Les géants du Net sont prévenus : il faudra désormais compter sur la taxe Gafa en France. Malgré le ton menaçant de Donald Trump, le texte a été voté le 11 juillet. L’Hexagone s’impose comme l’un des pays les plus en pointe sur le sujet, réaffirme sa souveraineté … et trouve un moyen supplémentaire de renflouer ses caisses.

« La France décide souverainement de ses dispositions fiscales ». C’est sur un ton diplomate mais résolument ferme que Bruno Le Maire s’est félicité de l’adoption de la désormais célèbre taxe Gafa. Cette déclaration qui confine à la lapalissade prend tout son sens au regard du contexte international ambiant. Piqué par ce qui n’était encore qu’un projet de réforme fiscale, Donald Trump avait haussé le ton. Le président des États-Unis a en effet annoncé l’ouverture d’une enquête outre-Atlantique sur les effets de l’instauration de cette nouvelle taxe, un pouvoir qu’il tire de l’article 301 du Trade Act de 1974. Objectif de la manœuvre ? Établir son éventuel caractère discriminatoire ou déraisonnable et trancher la question de savoir si elle alourdit ou pénalise le commerce américain. Une attitude destinée à intimider la France, voire à la faire renoncer à son projet d’imposition des poids lourds du Net, dont beaucoup sont américains. Un coup d’épée dans l’eau. Adopté par Sénat le 11 juillet, le texte, qui prévoit une imposition de 3 % du chiffre d’affaires issu de la publicité en ligne, de l’utilisation de données personnelles et des ventes réalisées sur les places de marché, s’appliquera rétroactivement au 1er janvier 2019.

Coup double

Le France aura donc tenu bon dans le bras de fer engagé avec son homologue américain. Avec ce vote, le gouvernement fait coup double. Non seulement il affirme la place du pays comme pionnier sur le sujet mais il concrétise également l’une de ses priorités pour le quinquennat. S’inspirant largement du projet de directive européenne rejeté en mars faute d’avoir recueilli l’unanimité des suffrages des vingt-huit membres, le texte cible les entreprises qui réalisent un chiffre d’affaires supérieur à 750 millions d’euros sur leurs activités numériques dans le monde, dont 25 millions d’euros en France. Concrètement, ce sont majoritairement des groupes américains qui devraient être concernés par cette mesure. Au-delà des Google, Apple, Facebook et Amazon, Airbnb et Instagram ne devraient pas échapper au couperet fiscal.

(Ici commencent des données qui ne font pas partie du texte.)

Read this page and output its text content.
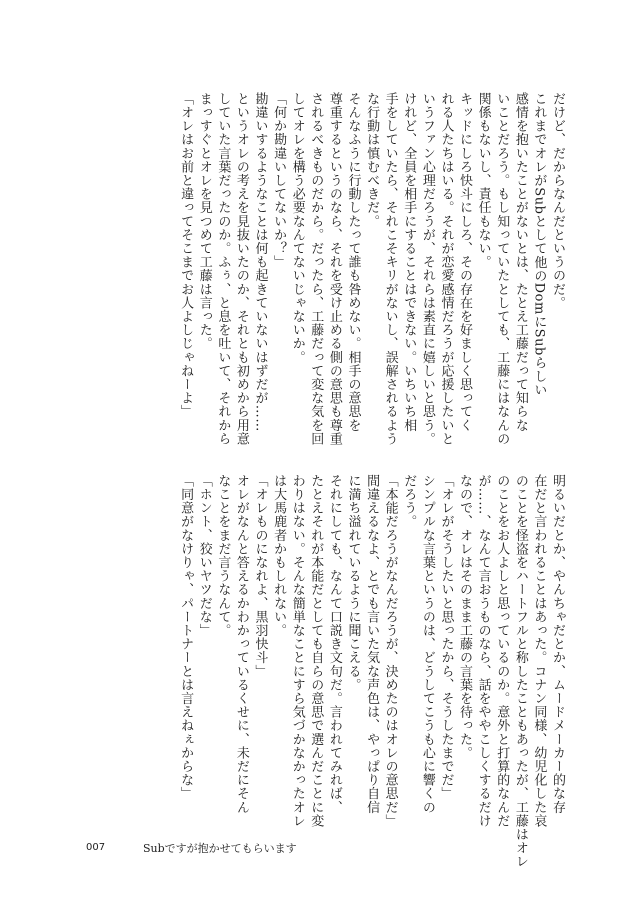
だけど、だからなんだというのだ。
これまでオレがSubとして他のDomにSubらしい
感情を抱いたことがないとは、たとえ工藤だって知らな
いことだろう。もし知っていたとしても、工藤にはなんの
関係もないし、責任もない。
キッドにしろ快斗にしろ、その存在を好ましく思ってく
れる人たちはいる。それが恋愛感情だろうが応援したいと
いうファン心理だろうが、それらは素直に嬉しいと思う。
けれど、全員を相手にすることはできない。いちいち相
手をしていたら、それこそキリがないし、誤解されるよう
な行動は慎むべきだ。
そんなふうに行動したって誰も咎めない。相手の意思を
尊重するというのなら、それを受け止める側の意思も尊重
されるべきものだから。だったら、工藤だって変な気を回
してオレを構う必要なんてないじゃないか。
「何か勘違いしてないか？」
勘違いするようなことは何も起きていないはずだが……
というオレの考えを見抜いたのか、それとも初めから用意
していた言葉だったのか。ふぅ、と息を吐いて、それから
まっすぐとオレを見つめて工藤は言った。
「オレはお前と違ってそこまでお人よしじゃねーよ」
明るいだとか、やんちゃだとか、ムードメーカー的な存
在だと言われることはあった。コナン同様、幼児化した哀
のことを怪盗をハートフルと称したこともあったが、工藤はオレ
のことをお人よしと思っているのか。意外と打算的なんだ
が……、なんて言おうものなら、話をややこしくするだけ
なので、オレはそのまま工藤の言葉を待った。
「オレがそうしたいと思ったから、そうしたまでだ」
シンプルな言葉というのは、どうしてこうも心に響くの
だろう。
「本能だろうがなんだろうが、決めたのはオレの意思だ」
間違えるなよ、とでも言いた気な声色は、やっぱり自信
に満ち溢れているように聞こえる。
それにしても、なんて口説き文句だ。言われてみれば、
たとえそれが本能だとしても自らの意思で選んだことに変
わりはない。そんな簡単なことにすら気づかなかったオレ
は大馬鹿者かもしれない。
「オレものになれよ、黒羽快斗」
オレがなんと答えるかわかっているくせに、未だにそん
なことをまだ言うなんて。
「ホント、狡いヤツだな」
「同意がなけりゃ、パートナーとは言えねぇからな」
007	Subですが抱かせてもらいます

Le texte n'a pas vocation à s'inscrire dans la durée

De là à taxer ce dispositif d’anti américain, il n’y a qu’un pas qu’il ne faut pas franchir. Le français Criteo fait partie de la trentaine de groupes répondant aux critères d’application de la nouvelle taxe. À écouter Bruno Le Maire, la seule chose qui compte est de « rétablir la justice fiscale », et ce quelle que soit la nationalité des groupes concernés. D’ailleurs, le texte n’a pas vocation à s’inscrire dans la durée puisque, comme l’a rappelé le gouvernement, dès qu’une solution mondiale aura été trouvée, elle se substituera au dispositif français. Au regard de l’impossibilité pour les vingt-huit de se mettre d’accord sur le sujet, il n’est pas impossible que la taxe Gafa ait de très beaux et longs jours devant elle d’ici à ce qu’un consensus émerge. En attendant, elle permet au gouvernement de tabler sur des revenus supplémentaires estimés à 400 millions d’euros en 2019 puis 650 millions d’euros en 2020. Une aubaine dans un contexte budgétaire tendu.